Biasanya aktivitas MOS di dalam lingkungan sekolah lebih 'meriah' lagi, mulai
dari permainan-permainan ringan sampai aktivitas fisik yang dibungkus dalam
koridor pembinaan mental dan disiplin, yang dilaksanakan oleh panitia, yaitu
para pengurus OSIS, yang diperkenalkan sebagai 'senior'. Dalam tahap inilah
biasanya mulai muncul benturan-benturan yang disebabkan tingkat ke-ego-an
panitia yang ingin kelihatan eksis dan berwibawa di mata yuniornya, sehingga
tanpa disadari muncul kekerasan dalam konteks tertentu.

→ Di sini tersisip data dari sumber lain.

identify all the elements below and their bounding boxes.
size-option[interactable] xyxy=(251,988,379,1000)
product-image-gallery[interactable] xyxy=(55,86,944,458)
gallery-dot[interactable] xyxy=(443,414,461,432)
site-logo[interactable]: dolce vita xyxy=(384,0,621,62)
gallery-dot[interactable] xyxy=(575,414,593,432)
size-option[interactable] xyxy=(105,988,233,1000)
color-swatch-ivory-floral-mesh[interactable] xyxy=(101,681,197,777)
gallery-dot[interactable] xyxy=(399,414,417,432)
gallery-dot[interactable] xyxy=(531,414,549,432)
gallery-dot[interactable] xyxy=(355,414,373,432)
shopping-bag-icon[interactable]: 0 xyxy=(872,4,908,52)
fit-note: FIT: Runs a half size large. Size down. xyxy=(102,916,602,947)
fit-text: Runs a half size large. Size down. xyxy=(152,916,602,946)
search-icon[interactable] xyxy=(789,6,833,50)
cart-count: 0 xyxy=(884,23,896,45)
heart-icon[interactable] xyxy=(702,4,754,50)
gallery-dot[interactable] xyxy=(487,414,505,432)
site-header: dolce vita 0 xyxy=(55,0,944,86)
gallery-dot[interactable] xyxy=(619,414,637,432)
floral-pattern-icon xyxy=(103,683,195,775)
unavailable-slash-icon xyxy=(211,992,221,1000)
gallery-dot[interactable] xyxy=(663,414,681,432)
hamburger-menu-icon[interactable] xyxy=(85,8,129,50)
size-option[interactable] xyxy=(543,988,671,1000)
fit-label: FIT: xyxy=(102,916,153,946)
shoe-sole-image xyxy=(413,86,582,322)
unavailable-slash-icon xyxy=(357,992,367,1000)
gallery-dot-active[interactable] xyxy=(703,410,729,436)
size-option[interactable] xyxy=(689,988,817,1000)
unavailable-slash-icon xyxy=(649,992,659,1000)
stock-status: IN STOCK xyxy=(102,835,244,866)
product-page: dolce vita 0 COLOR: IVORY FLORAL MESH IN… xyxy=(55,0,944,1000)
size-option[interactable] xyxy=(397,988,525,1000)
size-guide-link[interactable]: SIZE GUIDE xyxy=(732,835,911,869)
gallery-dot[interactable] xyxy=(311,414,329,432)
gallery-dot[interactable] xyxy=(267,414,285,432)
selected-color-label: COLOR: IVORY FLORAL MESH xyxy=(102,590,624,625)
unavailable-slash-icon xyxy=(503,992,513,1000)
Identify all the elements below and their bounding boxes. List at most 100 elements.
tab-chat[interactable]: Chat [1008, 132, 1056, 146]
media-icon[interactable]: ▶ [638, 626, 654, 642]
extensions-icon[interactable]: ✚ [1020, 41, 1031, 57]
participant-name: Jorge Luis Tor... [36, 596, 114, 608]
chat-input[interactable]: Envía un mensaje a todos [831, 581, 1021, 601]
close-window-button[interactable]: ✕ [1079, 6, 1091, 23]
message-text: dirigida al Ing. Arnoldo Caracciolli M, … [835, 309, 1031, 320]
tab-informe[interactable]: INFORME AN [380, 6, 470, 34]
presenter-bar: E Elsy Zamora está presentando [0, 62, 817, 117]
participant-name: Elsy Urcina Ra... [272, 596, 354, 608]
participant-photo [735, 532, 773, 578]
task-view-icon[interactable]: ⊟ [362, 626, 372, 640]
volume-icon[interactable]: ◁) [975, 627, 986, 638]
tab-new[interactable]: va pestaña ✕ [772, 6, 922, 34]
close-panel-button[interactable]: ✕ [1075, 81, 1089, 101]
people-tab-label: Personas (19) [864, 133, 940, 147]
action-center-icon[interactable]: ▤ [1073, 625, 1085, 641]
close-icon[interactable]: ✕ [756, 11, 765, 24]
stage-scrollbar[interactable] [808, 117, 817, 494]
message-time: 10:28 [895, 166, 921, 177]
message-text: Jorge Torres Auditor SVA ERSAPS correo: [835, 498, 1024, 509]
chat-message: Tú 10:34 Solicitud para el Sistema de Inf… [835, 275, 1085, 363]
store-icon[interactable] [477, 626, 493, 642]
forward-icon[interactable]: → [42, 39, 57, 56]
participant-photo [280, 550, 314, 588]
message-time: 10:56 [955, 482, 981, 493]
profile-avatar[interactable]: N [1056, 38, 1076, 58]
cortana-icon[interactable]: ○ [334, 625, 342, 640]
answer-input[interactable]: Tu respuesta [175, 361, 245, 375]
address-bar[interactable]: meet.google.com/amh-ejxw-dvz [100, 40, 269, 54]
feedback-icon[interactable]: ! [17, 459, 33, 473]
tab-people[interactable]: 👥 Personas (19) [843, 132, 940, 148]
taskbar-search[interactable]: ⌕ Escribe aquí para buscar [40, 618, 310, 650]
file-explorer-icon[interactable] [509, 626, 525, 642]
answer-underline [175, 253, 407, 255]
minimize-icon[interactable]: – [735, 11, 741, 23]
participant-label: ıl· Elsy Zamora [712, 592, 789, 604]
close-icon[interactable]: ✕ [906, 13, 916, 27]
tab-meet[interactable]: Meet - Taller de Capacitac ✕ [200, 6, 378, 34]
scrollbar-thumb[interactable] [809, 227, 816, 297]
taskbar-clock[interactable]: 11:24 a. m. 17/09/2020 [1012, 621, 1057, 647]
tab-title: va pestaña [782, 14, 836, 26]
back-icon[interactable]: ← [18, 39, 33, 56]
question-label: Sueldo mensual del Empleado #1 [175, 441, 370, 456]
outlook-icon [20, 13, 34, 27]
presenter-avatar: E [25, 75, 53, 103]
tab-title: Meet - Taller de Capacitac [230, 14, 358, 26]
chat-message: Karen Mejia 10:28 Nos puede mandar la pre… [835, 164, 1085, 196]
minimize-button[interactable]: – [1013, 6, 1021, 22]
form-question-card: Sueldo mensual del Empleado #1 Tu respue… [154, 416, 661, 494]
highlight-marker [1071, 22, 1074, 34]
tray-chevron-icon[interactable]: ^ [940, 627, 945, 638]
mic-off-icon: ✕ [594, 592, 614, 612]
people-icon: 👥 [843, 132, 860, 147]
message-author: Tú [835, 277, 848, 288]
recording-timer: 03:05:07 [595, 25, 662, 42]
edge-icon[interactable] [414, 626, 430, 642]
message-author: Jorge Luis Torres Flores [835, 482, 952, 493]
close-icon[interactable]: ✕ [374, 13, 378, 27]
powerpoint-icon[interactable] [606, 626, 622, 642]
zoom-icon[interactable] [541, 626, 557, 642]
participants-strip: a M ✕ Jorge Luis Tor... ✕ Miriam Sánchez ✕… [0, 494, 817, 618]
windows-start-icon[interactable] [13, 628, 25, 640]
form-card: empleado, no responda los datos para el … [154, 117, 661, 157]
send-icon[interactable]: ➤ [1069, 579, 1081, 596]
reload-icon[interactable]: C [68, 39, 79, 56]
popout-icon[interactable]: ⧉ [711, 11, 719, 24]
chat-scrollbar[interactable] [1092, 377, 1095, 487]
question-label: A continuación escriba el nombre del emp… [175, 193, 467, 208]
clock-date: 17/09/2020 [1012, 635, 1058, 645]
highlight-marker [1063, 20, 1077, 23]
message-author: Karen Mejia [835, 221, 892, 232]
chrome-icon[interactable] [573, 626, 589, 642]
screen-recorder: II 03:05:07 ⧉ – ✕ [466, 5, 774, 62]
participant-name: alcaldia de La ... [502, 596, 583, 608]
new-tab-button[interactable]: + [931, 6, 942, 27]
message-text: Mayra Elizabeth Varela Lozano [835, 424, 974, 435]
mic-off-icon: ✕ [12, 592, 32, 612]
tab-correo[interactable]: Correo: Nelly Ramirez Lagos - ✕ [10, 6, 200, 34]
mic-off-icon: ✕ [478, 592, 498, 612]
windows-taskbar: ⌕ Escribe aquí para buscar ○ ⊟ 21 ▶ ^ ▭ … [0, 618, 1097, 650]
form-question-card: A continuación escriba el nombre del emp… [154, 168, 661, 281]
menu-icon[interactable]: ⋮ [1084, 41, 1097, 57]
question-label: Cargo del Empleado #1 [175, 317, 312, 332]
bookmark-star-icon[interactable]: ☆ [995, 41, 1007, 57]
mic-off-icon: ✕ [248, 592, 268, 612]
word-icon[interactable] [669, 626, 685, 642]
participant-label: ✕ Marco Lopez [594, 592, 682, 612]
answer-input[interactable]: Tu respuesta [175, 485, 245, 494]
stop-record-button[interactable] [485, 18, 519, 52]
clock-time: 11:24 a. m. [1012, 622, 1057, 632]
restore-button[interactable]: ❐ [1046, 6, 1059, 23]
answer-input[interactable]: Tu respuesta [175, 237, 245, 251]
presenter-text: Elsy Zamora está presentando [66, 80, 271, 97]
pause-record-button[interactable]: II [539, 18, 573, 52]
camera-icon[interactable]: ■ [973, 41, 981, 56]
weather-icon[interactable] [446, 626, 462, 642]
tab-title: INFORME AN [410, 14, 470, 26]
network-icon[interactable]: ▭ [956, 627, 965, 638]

Memang sih, dalam beberapa tahun
terakhir -- sejak ada himbauan dari instansi terkait agar MOS tidak memunculkan
kekerasan fisik dalam pelaksanaannya -- kegiatan pengenalan lingkungan sekolah
pada siswa baru sudah mulai lebih 'manusiawi' dan banyak berganti dengan pengenalan
sekolah dengan segala aktivitas dan prestasinya, baik akademik maupun
ekstrakurikulernya.
Tapi, benarkah kita, para orang
tua sudah toleran dan bisa menerima kondisi seperti yang ada saat ini? Bisa
hiya, bisa tidak. Seperti status salah satu orang tua yang anaknya sedang ikut
MOS senin pagi kemarin -- kali ini saya baca di facebook -- dengan penuh harap bapak ini menulis yang intinya
"semoga MOS tahun ini tidak lagi ada bully
terhadap siswa baru".
Artinya, dari dua contoh kasus
'status' yang saya ungkap diatas, bahwa sebenarnya (sebagian) orangtua sudah
maklum akan kegiatan MOS, dengan segala atribut dan eksesnya. Terbukti orangtua
-- meski dengan terpaksa dan jengkel -- bersusah payah memenuhi keperluan
anaknya agar tidak 'dihukum' di sekolah. Tapi disisi lain, orangtua juga punya
harapan agar MOS tidak memberatkan siswa baru dengan tugas yang 'aneh-aneh'
maupun pem-bully-an secara fisik dan
psikis. Benar tidak ada bully secara
fisik -- seperti push up, scot jump,
lari keliling lapangan, atau dijemur di panas terik -- tapi bully secara psikis masih tetap
berjalan, seperti 'mempermalukan' siswa dengan membawa atribut yang nyeleneh tadi. Pasti secara psikis
batinnya tertekan selama perjalanan dari rumah ke sekolah bukan?
Ya sudah, urusan MOS biarkan
diatur para pemegang kebijakan yang berkompeten di bidang pendidikan, pasti
beliau-beliau lebih pintar dan punya solusi terbaiknya. Kami, para orangtua,
cuma (dan selalu) berharap agar pendidikan mental dan budi pekerti anak didik
di sekolah tidak 'diawali' hal yang salah di awalnya. Itu saja.